Daklin figured if this was his time to die, he'd rather it came sooner than later. As long as River was far away, he'd only have himself and his men to be concerned about. Taking himself out of that equation, he just had to set the charges, and make sure he didn't kill his men or have massive, unexpected collateral damage.
Fortunately, the last of the villagers would be whisked away to safety by afternoon. River would be winging her way back to Portland, and Xavier would be trapped here to see the end of his lucrative enterprise.
A win-win.
As he walked, Daklin mentally heard the pulsing beat of a detonator echoing with his rapid footsteps.
#
A good cry was always cathartic.
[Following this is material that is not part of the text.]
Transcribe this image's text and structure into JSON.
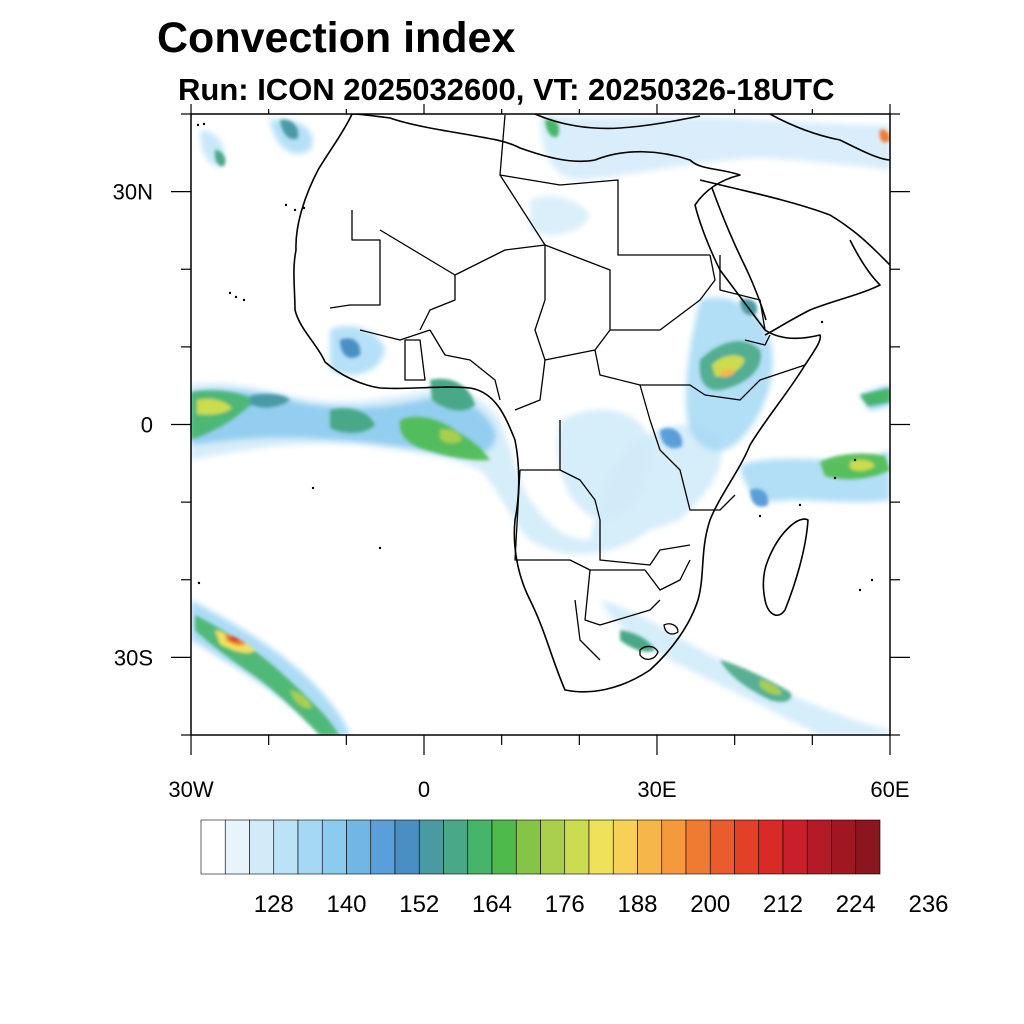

River didn't do it often, but when she did, like in the early hours of the morning, she gave it her all. It was both exhausting and therapeutic. This morning she felt positive and, barring seeing Bishop Daklin again, ready for anything. A few splashes of cold water, judiciously applied concealer under her makeup, and a deep breath, and she was good as new.
It was barely light, the sky still colorless and milky, the sleeping village painted in shades of hazy gray. A glance out of her window showed the dim streets empty except for a scrawny black cat, wandering down the middle of the road, presumably looking for breakfast.
Dressed in jeans, a sleeveless blue and white striped cotton top, and gray hiking shoes, River grabbed a lightweight jacket and left her room. A shiver of revulsion made her speed up her steps as she passed the closed door of the kink room. The house was quiet as she tiptoed down the stairs. Thank God she was leaving, because she’d never be able to look Franco Xavier in the eye knowing what he did in that room.